Industrial educators set out to rectify this problem. How? As industrial educator and philosopher John Dewey said, “Every teacher should realize he is a social servant set apart for the maintenance of proper social order and the securing of the right social growth.”
Next questions: What are the proper social order and the right social growth? In 1906, Elwood Cubberly, who later became dean of education at Stanford, gave his answers: Schools should be factories “in which raw products, children, are shaped and formed into finished products… manufactured like nails, and the specifications for manufacturing will come from government and industry.”
Then in 1906, the Rockefeller Education Board, major backer of the movement for compulsory public schooling, gave its reasons for putting its money into that movement: “In our dreams… people yield themselves with perfect docility to our molding hands. The present educational conventions [i.e., the development of children’s intellects and characters in homes and local schools] fade from our minds, and unhampered by tradition we work our own good upon a grateful and responsive folk. We shall not try to make these people or any of their children into philosophers or men of learning or men of science. We have not to raise among them authors, educators, poets or men of letters. We shall not search for embryo great artists, painters, musicians, nor lawyers, doctors, preachers, politicians, statesmen of whom we have ample supply. The task we set before ourselves is very simple…we will organize children… and teach them to do in a perfect way the things the things their fathers and mothers are doing in an imperfect way.”
Those in charge could not have been clearer. William Torrey Harris, U.S. Commissioner of Education from 1889 to 1906, wrote: “Ninety-nine [students] out of a hundred are automata, careful to walk in prescribed paths, careful to follow the prescribed custom. This is not an accident but the result of substantial education, which, scientifically defined, is the subsumption of the individual.”

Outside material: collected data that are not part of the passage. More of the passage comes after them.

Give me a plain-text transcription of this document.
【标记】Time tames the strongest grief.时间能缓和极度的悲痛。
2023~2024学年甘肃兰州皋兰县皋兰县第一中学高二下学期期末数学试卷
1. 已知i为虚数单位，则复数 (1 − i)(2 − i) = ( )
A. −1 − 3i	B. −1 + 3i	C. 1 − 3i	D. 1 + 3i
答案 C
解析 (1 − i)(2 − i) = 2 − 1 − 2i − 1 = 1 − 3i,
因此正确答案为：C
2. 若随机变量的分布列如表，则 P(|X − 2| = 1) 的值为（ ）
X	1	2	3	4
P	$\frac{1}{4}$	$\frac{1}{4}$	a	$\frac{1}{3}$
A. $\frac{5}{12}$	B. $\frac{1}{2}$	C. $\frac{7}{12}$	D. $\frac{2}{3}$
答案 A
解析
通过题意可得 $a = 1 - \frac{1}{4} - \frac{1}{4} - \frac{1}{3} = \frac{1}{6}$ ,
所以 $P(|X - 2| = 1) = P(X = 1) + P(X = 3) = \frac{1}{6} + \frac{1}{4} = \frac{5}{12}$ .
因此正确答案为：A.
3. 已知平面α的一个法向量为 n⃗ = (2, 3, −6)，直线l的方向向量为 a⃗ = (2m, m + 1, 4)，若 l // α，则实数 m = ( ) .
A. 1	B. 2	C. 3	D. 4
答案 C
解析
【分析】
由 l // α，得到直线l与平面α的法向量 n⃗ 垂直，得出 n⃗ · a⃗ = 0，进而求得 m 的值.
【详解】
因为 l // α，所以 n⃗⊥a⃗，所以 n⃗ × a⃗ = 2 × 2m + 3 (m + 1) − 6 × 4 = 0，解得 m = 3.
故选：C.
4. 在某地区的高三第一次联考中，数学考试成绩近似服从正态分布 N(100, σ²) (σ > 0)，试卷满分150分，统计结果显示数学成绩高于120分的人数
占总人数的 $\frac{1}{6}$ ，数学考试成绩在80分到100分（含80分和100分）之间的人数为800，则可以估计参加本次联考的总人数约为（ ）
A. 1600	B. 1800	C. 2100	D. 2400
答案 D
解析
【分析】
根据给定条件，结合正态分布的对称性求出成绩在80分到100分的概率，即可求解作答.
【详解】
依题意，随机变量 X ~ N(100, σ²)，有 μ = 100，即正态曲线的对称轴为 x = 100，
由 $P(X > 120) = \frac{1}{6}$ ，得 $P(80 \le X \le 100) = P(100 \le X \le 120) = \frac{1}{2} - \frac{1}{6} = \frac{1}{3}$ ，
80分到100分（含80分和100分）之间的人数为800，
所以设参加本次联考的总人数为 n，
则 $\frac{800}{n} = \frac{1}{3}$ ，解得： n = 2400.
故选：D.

I can't speak for all teachers, but I doubt that many of my colleagues in the profession think of their roles in this light. But then, part of the problem, I suspect, is that we teachers don't necessarily think of our roles in any light, because not only teachers but the public in general do not have a clear idea of what an education should be. As a result, we tend to focus on our subject area, teaching it the way it's always been taught, or the latest way of teaching, or something in between, but in any case focused more on methods than on the larger questions of what a student should get out of an education.
In such circumstances, the structures of schooling, which still owe much to their origins, take on a heightened role. We usher students from class to class at the ring of a bell, we move toward bigger and bigger schools to march toward ever-greater efficiency, and as a result teachers have to "manage" larger and larger classes, necessitating more and more standardization, more and more of a focus on "discipline" and conformity.